Tagged With ‘Jacques Cavallier’
2 July, 2018
Almost alone among major luxury brands, Louis Vuitton did not have a single perfume to its name until 2016. That was the year when – after four years of rumours and the appointment, in 2011, of Jacques Cavallier as the company’s in-house perfumer – the company released seven scents in smart but simple bottles designed by Marc Newson. Floral and feminine in style, they were excellent examples of their kind.
Two years on Vuitton and Cavallier have turned their attention to the male sex, with ‘Les Parfums’ for men – five new fragrances that, in their words, ‘pay homage to the adventurer on a quest for self-revelation’. Sensibly they’ve kept the same design for the bottles and packaging, with only subtle changes: each eau de parfum is a different pale colour, while the black magnetic bottle stoppers are stamped with the silver LV logo.

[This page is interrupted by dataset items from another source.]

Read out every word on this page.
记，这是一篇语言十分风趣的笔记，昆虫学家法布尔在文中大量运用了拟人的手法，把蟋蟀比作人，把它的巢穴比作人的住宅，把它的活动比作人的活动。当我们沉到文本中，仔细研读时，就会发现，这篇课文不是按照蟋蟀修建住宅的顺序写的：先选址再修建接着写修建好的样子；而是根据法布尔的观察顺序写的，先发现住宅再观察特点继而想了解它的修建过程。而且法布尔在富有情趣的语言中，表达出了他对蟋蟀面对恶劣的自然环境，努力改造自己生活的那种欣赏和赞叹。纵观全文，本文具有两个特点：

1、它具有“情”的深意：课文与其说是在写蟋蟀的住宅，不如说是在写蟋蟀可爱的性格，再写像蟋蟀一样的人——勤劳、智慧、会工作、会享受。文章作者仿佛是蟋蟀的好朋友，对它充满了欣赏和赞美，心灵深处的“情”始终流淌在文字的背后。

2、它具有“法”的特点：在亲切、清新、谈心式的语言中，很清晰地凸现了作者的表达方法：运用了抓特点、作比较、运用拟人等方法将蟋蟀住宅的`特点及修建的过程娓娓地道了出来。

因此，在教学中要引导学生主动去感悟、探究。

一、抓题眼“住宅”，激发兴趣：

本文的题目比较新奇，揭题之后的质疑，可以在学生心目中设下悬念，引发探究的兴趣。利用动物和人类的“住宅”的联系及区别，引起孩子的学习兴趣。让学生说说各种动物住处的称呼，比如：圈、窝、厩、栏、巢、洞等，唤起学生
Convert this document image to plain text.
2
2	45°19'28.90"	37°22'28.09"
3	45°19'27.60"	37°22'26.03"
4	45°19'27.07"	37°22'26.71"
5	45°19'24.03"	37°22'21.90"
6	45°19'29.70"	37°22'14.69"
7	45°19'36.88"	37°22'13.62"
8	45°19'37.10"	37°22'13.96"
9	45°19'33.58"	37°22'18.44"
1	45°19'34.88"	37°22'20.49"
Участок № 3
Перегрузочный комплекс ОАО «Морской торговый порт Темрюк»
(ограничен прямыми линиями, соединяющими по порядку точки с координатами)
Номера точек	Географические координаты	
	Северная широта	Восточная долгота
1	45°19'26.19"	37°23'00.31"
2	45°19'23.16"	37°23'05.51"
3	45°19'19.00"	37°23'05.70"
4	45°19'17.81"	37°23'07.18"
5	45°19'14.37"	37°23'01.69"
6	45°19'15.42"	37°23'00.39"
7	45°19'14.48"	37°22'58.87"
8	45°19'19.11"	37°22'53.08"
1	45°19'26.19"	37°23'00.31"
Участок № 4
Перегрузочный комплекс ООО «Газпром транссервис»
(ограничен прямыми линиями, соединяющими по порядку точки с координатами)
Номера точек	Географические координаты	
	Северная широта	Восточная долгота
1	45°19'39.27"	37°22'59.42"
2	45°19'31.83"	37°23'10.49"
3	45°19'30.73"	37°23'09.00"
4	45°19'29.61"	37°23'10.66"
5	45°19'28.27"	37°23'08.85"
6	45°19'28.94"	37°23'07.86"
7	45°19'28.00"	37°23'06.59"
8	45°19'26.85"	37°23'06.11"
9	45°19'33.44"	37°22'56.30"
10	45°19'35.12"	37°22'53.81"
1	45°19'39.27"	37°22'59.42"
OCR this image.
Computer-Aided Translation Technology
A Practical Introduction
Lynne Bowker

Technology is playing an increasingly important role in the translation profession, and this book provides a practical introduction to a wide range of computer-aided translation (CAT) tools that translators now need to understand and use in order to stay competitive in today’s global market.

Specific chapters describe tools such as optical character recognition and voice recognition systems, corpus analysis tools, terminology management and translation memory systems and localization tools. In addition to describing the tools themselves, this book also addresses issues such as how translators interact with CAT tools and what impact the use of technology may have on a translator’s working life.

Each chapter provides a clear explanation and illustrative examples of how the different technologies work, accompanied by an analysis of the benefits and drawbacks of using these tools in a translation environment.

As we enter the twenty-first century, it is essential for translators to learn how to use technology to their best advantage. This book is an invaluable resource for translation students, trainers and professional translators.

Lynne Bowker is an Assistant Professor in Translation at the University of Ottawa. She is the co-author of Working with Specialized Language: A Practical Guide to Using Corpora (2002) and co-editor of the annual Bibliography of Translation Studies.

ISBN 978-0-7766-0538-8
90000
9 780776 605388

Sur la Route is Vuitton’s take on eau de cologne, with the evanescent but always refreshing scent of Calabrian lemon – specifically the zingy fruit and the bitter-fresh pulp around it – extended with a special grade of cedar and a touch of bergamot. The green note of freshly cut grass is balanced with the softer smell of Peruvian balsam which, Cavallier says, ‘includes the freshness of citrus and spicy notes of pink peppercorn and nutmeg’.
Orage uses the sexy, earthy smell of patchouli and pairs it with long-lasting top-quality iris, which adds a plush note of luxury to any scent. Though it’s not as stormy as its name suggests (or as woody as the press release describes it), Orage does have a hint of the green freshness that follows a summer downpour in the countryside.
L’Immensité has, perhaps, the most in common with the general run of men’s ‘sports’ fragrances such as Dior’s Sauvage, mainly because it has an overdose of the synthetic molecule Ambroxan. Some people love its mineral, slightly peppery note, but it reminds others of an electrical fire. Here, it’s framed by bitter grapefruit, ginger and labdanum.
For lovers of gourmand perfumes, there’s Nouveau Monde, which uses an extract of natural cocoa from the former French colony of Ivory Coast in combination with oud to create a rich and exotic scent with a touch of saffron underneath. Despite being an eau de parfum strength, it’s restrained rather than overpowering, like all the fragrances in the range.
My personal favourite, though, is Au Hazard, which takes another classic ingredient of men’s perfumery, sandalwood, using a sustainably cultivated variety from Sri Lanka. It’s a gentle, slightly spicy fragrance, with hints of cardamom and ambrette seeds, which would smell equally comfortable as a day or evening scent.
Yves Saint Laurent
12 July, 2012
Tom Ford’s relatively short tenure at Yves Saint Laurent, from 2000 to 2004, won him both fans and detractors – among them YSL himself, who used to pen helpful letters criticising Ford’s latest shows. But it was Ford’s own considerable design talents and his genius for publicity dragged the declining fashion house back into the limelight, no more so than with the launch of M7 in 2002.
In a nod to Jeanloup Sieff’s legendary 1971 photograph of a naked Yves Saint Laurent that was used to promote the first YSL men’s fragrance, Ford launched M7 in 2002 with a full-frontal nude of martial-arts star Samuel de Cubber shot by Swedish photographer Sølve Sundsbø.
The all-too predictable storm of controversy may have long since been left behind, and sadly the perfume has since been reformulated and dumbed down, which is a real shame as it was originally an unusual and (to me at least) extremely appealing scent.
Tom Ford’s influence is most obviously apparent with the original bottle (pictured), which was a crisply designed rectangle of brown glass, the colour of medicine bottles. The brown perspex cap clipped on with a satisfying clunk, and the spray mechanism was set two-thirds along the top, giving it a cool asymmetric outline which has ‘designer’ written all over it. (Not literally – keep up!) It’s since been redesigned and the perfume reformulated, which is sadly typical of the industry.
What makes the perfume itself immediately striking is its odd yet somehow very successful combination of fruity sweetness with the almost catch-in-the-throat smell of woodsmoke, which gives it a masculine edge it would otherwise lack. Not very noticeable is an initial burst of citrus provided by bergamot and mandarin, though that probably adds something to that first impression of fruitiness.
What I hadn’t realised was that perfumers Alberto Morillas and Jacques Cavallier also added a touch of rosemary to the mix. It’s not something that jumps out at you, but smelling it again I twigged, for the first time, that rosemary’s herby smell has something a bit smoky about it too.
It’s a very clever way to emphasise this fragrance’s appealing smokiness, whose dryness is also underlined by a touch of that ultimate in male-perfume ingredients, the bitter earthy smell of vetiver. M7 lasts well too, and if some people find it either too fruity or slightly medicinal, then let them; I really don’t care.